I thought I'd share this one on Works For Me Wednesday because others might be feeling the same way I did before. Pray and the Lord will answer :)
It's 1:11 am and I need to hear from you...clearly. Please speak to me, in whatever way you will. I need your confirmation about your plan in my life. I need clear direction. I need clear guidance. I need to know without a shadow of a doubt that what I think you'd want me to do is what you really want me to do.
Oh God, I need your confirmation. Please don't ask me to step out in faith, because that is not good enough for my husband. I need a concrete plan, a plan and a confirmation that if I do what I think you'd want me to do that you will bless it, and that we will not be in trouble financially, and it will not cause a rift in our marriage.
Oh God, I am tired; I am scared; I am anxious.
Do you want me to continue blogging?

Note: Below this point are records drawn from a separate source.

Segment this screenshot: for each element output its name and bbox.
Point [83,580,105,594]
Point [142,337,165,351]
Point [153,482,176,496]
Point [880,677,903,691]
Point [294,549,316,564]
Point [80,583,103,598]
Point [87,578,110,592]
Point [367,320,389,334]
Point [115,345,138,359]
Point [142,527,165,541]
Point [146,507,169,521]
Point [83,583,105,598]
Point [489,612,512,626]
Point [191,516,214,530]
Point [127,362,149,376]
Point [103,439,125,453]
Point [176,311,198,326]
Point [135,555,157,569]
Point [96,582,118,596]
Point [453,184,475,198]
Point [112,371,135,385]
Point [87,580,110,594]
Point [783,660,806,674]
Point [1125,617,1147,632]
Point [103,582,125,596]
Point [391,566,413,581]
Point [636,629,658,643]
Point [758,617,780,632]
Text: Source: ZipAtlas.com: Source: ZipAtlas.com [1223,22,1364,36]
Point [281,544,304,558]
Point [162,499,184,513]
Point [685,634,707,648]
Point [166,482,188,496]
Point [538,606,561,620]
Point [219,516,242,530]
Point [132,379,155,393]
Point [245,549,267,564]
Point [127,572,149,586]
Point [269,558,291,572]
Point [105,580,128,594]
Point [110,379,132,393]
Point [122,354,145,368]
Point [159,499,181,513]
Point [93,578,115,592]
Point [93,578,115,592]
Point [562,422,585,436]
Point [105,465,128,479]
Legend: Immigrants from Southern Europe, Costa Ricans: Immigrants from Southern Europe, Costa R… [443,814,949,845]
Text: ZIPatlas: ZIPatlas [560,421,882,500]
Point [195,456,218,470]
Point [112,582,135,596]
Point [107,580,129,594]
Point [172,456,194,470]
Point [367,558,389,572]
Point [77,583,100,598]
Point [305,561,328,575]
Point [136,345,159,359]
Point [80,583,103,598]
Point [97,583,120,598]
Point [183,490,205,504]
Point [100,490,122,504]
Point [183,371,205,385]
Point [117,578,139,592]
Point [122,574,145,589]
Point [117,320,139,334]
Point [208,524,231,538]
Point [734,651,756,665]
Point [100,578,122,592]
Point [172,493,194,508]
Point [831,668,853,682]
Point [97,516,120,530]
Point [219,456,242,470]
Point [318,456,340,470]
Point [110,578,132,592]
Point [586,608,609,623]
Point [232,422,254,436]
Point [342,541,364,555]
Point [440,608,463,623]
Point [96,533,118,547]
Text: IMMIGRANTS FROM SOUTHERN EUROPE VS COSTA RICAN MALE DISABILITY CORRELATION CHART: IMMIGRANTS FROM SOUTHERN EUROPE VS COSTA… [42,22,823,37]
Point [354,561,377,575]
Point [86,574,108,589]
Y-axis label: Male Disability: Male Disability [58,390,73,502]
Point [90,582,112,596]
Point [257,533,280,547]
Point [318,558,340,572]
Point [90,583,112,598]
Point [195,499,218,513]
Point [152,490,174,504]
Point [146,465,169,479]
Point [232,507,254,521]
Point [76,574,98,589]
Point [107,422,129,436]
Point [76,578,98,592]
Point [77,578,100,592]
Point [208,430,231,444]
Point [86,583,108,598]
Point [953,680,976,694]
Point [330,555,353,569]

Or must I stop? Are you really calling me to start that Learning Center or not? Is it your will for me to lessen my hours at my work right now so I can concentrate on starting up this Learning Center or is that foolishness? Can I really start up a learning center... or is this a plan that's doom to fail due to lack of funding, or lack of management skills on my part. Am I just going nuts? Am I just being so petty and whiny about working outside my home? You have already given me a wonderful employer - should I just be happy with that and not even think about asking to work part-time instead of full time?
Lord, you know my heart - you know my desire to spend more time with my kids, to be actively involve in their lives right now that I may be able to prepare them to be responsible God-fearing adults. Lord, you know what my husband think and feel about this. Is it too much to ask for you to speak clearly to both of us so we can be united in our decision?
God, I need clear direction. And I need it now. Should I stop blogging? Should I talk to my boss about going part time? Please... oh please... I need to hear your voice.